3.1. Overview of Selected Published Studies

All plant species and studies that are included in the meta-analysis are presented in Table 1.
In Figure 4, the number of published surveys distributed according to country are displayed. Most studies were conducted in India, followed by China, Italy, and Iran. Excluding Italy, the percentage of European countries involved ranged from 1 to 3.9%.
The majority of studies include a quantification of the highly toxic element Cd (Table 1), while a particularly high proportion of studies deal with the discrimination of metal concentrations in different parts of the plant; they determine the metal concentrations and report the results separately for the underground and aboveground parts of the plant. The percentages in the reported survey involving the phytoremediation of polluted soils with varying metal element levels are summarized in Figure 5. Only one metal has been the subject of more than 40% of surveys.

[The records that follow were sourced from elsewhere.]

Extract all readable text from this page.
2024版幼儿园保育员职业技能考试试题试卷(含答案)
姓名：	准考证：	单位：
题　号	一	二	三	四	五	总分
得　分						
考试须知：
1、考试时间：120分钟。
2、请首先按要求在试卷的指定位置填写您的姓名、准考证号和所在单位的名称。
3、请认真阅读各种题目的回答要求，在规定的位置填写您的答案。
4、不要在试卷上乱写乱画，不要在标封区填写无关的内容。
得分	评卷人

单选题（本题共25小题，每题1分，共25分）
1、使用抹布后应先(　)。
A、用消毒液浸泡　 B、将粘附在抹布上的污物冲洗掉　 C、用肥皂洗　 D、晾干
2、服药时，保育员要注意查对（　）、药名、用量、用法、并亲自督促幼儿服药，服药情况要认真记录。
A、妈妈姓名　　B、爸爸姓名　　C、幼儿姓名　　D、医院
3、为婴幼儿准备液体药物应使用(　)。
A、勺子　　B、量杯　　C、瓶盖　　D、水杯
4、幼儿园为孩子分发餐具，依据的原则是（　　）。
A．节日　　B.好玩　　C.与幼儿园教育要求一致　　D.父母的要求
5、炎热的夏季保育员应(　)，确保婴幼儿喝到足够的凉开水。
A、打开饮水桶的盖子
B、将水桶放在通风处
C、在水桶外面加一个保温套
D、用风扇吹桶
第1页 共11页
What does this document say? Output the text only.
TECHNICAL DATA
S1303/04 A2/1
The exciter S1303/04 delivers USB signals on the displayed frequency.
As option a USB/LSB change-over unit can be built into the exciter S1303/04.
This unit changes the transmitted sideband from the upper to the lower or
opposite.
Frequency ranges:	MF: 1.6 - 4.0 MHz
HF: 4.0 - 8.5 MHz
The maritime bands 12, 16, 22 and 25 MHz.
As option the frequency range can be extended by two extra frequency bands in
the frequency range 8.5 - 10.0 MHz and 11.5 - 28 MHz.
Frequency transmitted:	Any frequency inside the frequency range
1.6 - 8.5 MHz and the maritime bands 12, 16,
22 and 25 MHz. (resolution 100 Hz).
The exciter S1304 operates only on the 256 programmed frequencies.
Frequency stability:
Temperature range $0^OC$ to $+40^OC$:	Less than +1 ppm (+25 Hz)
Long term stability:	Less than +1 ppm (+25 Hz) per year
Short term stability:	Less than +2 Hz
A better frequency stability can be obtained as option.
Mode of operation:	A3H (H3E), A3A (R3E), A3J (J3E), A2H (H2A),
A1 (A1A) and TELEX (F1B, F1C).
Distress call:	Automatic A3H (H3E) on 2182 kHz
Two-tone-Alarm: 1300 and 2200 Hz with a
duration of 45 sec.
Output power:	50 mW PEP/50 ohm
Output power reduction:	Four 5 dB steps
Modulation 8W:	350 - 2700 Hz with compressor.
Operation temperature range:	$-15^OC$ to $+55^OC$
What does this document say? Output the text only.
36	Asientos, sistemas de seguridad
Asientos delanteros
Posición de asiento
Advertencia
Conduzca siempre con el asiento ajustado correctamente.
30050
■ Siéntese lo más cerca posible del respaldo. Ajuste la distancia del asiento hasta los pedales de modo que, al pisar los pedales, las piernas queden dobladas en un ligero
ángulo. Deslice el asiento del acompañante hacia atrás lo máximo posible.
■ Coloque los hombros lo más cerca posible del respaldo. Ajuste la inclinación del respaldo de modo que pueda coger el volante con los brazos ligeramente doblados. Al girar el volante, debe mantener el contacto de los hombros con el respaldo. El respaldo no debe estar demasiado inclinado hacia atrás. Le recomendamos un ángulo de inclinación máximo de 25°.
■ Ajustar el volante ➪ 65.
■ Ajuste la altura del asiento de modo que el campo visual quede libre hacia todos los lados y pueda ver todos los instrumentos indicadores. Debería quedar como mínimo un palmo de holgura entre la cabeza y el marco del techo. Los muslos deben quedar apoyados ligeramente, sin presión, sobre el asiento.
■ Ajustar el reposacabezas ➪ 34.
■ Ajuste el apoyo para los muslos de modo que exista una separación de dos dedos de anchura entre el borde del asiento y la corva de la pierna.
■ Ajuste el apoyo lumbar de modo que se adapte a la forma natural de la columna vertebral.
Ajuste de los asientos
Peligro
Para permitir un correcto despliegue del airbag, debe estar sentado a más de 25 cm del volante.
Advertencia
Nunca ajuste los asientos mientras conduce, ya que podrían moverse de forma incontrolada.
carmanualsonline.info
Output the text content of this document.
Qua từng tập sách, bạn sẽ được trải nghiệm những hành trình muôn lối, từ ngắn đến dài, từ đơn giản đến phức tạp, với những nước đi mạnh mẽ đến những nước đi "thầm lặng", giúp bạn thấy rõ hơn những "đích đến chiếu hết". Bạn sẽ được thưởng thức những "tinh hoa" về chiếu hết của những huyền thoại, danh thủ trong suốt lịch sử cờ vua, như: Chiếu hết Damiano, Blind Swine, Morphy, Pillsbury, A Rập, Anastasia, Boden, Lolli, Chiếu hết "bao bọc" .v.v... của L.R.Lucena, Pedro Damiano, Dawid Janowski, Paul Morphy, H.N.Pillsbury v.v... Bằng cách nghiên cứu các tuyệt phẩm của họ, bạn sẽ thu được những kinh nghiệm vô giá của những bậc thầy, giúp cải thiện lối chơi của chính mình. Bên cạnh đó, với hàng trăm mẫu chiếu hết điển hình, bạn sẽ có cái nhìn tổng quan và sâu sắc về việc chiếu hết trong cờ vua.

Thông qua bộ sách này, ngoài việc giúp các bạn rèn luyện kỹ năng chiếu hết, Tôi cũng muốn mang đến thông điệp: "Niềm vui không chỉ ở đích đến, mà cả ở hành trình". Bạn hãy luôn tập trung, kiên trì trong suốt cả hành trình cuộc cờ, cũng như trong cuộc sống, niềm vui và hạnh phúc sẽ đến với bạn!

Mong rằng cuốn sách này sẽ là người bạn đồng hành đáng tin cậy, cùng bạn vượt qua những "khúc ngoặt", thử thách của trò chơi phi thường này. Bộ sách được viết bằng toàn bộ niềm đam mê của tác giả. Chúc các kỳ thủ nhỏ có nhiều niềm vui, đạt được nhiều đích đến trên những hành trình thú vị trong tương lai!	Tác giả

3.2. Pb Accumulation in Plant Parts

Figure 6 presents the average Pb concentration in the different parts of the studied plants, as well as the average total Pb metal concentration per plant species. Cynara cardunculus appears to have the highest average total Pb concentration compared to the other species, reaching 1741.44 mg kg−1 (dw), followed by Lavandula spp., with 985.15 mg kg−1 (dw). On the other hand, the lowest average total Pb concentrations were observed in Ocimum gratissimum, Aloe vera, Cannabis sativa, and Phalaris arundinacea species, with 2.01, 5.75, 6.54 and 9.23 mg kg−1 (dw), respectively.
In the root systems of the studied plants, extremely high average Pb concentrations were identified in Cynara cardunculus (2613.50 mg kg−1 dw), while elevated concentrations were also observed in Panicum virgatum, Lavandula spp., and Rosmarinus officinalis, with 634.41, 331.37 and 202.10 mg kg−1 (dw), respectively. Aloe vera showed the lowest concentration, with a mean Pb concentration of 4.70 mg kg−1 (dw) in the root system.
By comparing the average Pb concentration in the plant shoots, the highest concentration was observed in Lavandula spp. (1638.93 mg kg−1 dw), followed by Silybum marianum and Rosmarinus officinalis, with 487.95 and 122.75 mg kg−1 (dw), respectively. Cannabis sativa, Phalaris arundinacea, Aloe vera, Cynara cardunculus, and Ricinus communis recorded the lowest mean Pb concentrations in their shoots, i.e., at less than 10 mg kg−1 (dw).
Finally, in plant leaves, the maximum mean Pb concentration was observed in Lavandula spp. (2894.65 mg kg−1 dw), followed by Cynara cardunculus and Ocimum basilicum, with 432.23 and 108.36 mg kg−1 (dw), respectively. The average Pb concentration in the leaves of all other examined plant species was below 10 mg kg−1 (dw), with Cynodon dactylon and Ricinus communis species exhibiting the lowest values at 0.78 and 0.38 mg kg−1 (dw), respectively. According to the results, Cynara cardunculus and Lavandula spp. appear to be significant Pb accumulators, while in species like Ocimum gratissimum, Aloe vera, and Cannabis sativa, the lowest Pb concentrations were observed.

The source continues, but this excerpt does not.